I always hear about the "friend of a friend" who had a huge place and whose landlord didn't raise the rent for 7 years, yet every landlord I've had has raised the rent every single year!

I guess what I'm looking for is advice about:

1. Weighing the potential benefits of moving against the potential and actual costs--and hassle
2. Ideas for how I can get a great deal under these conditions, in an expensive city where everyone is looking for a place at the same time
3. Options I might have overlooked
4. Timing my search

FYI, I might consider buying in a few years but it's not really an option right now, and also doesn't feel like a great time since I'm not sure I'm completely immune from possibly being laid off if the economy tanks further. Also, if I'm going to plant roots I'm not sure I want to place them here.
posted by limonade to Home & Garden (3 answers total) 1 user marked this as a favorite
Accept that moving is rarely cost effective. You may get a better home, but it will cost you in money and inconvenience.
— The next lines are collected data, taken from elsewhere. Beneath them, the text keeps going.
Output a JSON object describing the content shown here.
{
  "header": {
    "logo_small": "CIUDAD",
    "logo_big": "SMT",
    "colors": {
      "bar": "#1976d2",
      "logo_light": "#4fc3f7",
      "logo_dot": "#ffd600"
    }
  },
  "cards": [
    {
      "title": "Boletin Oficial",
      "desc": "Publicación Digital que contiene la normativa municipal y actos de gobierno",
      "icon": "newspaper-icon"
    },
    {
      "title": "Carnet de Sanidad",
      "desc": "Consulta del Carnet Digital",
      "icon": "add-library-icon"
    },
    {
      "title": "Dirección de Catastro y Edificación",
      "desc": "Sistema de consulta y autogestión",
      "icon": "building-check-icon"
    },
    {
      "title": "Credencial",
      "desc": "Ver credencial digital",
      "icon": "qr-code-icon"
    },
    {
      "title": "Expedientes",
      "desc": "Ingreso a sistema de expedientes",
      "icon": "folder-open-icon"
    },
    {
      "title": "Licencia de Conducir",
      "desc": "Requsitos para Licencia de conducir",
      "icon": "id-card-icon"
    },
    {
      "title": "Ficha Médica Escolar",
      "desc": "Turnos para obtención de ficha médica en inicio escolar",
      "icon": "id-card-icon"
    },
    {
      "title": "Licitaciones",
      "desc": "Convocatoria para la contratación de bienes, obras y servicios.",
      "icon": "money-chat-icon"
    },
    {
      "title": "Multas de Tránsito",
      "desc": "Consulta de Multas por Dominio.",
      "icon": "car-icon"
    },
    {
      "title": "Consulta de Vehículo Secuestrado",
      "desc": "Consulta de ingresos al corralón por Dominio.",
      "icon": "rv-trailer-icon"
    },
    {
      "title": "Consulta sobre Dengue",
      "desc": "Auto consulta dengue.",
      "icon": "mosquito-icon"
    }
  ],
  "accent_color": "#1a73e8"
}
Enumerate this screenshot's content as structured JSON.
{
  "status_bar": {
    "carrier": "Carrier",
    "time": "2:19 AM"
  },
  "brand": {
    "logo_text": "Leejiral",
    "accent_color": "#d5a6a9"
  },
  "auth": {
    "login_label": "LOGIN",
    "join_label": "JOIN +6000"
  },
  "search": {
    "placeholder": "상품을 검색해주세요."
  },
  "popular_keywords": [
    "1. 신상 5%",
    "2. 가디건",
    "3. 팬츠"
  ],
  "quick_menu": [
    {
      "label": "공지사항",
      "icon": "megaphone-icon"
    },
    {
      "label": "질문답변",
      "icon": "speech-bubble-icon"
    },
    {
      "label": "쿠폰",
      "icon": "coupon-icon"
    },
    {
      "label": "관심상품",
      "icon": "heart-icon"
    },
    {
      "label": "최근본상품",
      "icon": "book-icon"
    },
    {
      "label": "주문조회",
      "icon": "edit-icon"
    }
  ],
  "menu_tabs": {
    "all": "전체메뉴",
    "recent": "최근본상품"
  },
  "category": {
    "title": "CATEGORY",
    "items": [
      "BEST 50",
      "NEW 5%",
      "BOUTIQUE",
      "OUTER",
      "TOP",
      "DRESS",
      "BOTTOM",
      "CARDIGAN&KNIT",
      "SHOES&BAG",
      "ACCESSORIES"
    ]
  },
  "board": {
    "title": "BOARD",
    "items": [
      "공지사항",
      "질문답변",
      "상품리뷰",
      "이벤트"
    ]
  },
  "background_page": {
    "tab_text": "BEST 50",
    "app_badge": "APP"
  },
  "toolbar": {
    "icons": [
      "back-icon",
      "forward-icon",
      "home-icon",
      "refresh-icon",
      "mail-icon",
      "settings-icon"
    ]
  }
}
Decide on the neighborhood you want first. That effectively limits the your research to something more manageable. Now work every contact you have in that neighborhood.

By the way, there's nothing requiring you to make your apartment look all that appealing to potential renters.
posted by 26.2 at 2:07 PM on January 30, 2009

The Boston rental market is tight but no market is air-tight. And this could definitely be confirmation bias, but my recent perusals of Craigslist definitely indicate that rents are dropping.

The thing is, unless you can afford to pay rent on two apartments for a month or two, you kind of have to just take a leap of faith. Tell your landlord you're moving, giving whatever notice is required in your lease, and hope to find something in that time. You will find something. If you're looking for a nicer apartment, better location AND cheaper rent, you're almost certainly out of luck (unless you're currently getting robbed ), but you can probably get two, and certainly get one.

Oh, and you CAN find things in Boston other times that September 1. Actually, you might even be able to get better deals, because landlords get desperate and would rather rent a place at a lower price than have it sit empty for months. AND you don't have to fight all the college kids for UHauls and movers.

What is your rental range? If you're talking under 1000, you are obviously more constrained. But if you're looking in the 1500-2000 range, you'll have a lot of options at any time of the year.
posted by lunasol at 6:33 PM on January 30, 2009

You can definitely find places outside of September. I've had good luck through Craigslist just finding grad students/post docs that were leaving early and needed someone to take over the rest of their lease. At my current place, that was 3 months, after which I signed a year lease. All done through CL, no realtors, no fees.

But, as lunasol says, it will be hard to find something nicer, better location, and cheaper. Also, it seems really early to be looking for a Sep move. And don't be a afraid to get a roommate. You'll invariably end up with a nicer place than you would for the same price alone.